Plans to repave part of Groveport’s Main Street have hit a snag.
At Groveport Village Council’s June 28 meeting, council heard the first reading of an ordinance authorizing the village administrator to enter into an agreement with the Franklin County Engineer’s Office to attach to the county’s bid to repave Main Street from College Street west to State Route 317.
Because the county’s bidding process is slated to begin July 8, council was poised to approve the legislation as an emergency. However, the 4-1 vote came up one vote short of the necessary five votes needed for emergency action. Council members Jean Ann Hilbert, Donna Drury, Ed Dildine, and Shawn Cleary voted to enact the emergency legislation and Ed Rarey opposed it. Councilwoman Jan Stoots was not present at the meeting.

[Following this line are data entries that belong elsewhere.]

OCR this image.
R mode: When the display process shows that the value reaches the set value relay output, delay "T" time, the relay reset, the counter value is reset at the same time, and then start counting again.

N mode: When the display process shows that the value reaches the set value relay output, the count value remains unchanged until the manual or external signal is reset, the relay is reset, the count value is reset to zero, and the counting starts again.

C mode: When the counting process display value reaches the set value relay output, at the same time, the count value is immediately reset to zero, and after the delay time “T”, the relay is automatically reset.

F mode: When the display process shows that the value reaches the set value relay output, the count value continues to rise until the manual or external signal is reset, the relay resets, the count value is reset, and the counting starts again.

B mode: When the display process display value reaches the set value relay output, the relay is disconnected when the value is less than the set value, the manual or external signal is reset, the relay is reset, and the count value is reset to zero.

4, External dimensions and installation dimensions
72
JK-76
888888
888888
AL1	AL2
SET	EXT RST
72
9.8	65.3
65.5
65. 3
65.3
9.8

Because the emergency action failed, the majority of council asked for a special council meeting to be held July 5 at 8 a.m. when Stoots can be present to vote on the measure. The four council members in support of the action are hoping Stoots, who was out of town on vacation, will provide the needed fifth vote.
The village is seeking to use funds potentially available from county license plate fee funds for the proposed repaving project. The cost to repave this section of Main Street is estimated at $168,000, according to Village Administrator Steve Morris.
The brick crosswalks on Main Street in this area are expected to be paved over as part of the project. Morris told council on June 21 that the brick crosswalks are in "extreme need of repair."
The brick crosswalks were installed in the mid-1990s, but have held up poorly to traffic and snowplow wear and tear.
Dildine, who is a member of the Madison Township Fire Department, noted the crosswalks are so rough that when the department’s ambulance travels over them the bouncing is hard on patients being transported.
However, the cost to fix the crosswalks alone could cost up to $200,000. On June 21 council directed Morris to pursue the project funding and to plan on paving over the brick crosswalks.
Morris said the village could consider installing imitation bricks at the crosswalks at a future date. He said Upper Arlington is using imitation bricks now as a test case for their durability.
Following the June 28 meeting, Rarey said he opposed paving over the brick crosswalks.
"It’s a matter of aesthetics," said Rarey. "They’re unique and make us different from other communities. Actions like removing the brick crosswalks chip away at our town’s image and we’re losing a lot of our values as a small community."
Rarey added the brick crosswalks also serve as a form of speed control for traffic on the heavily traveled street. He also questioned the engineering done when the brick crosswalks were installed in the mid-1990s, noting that Front Street and Blacklick Street were paved with brick about a century ago and are in good shape.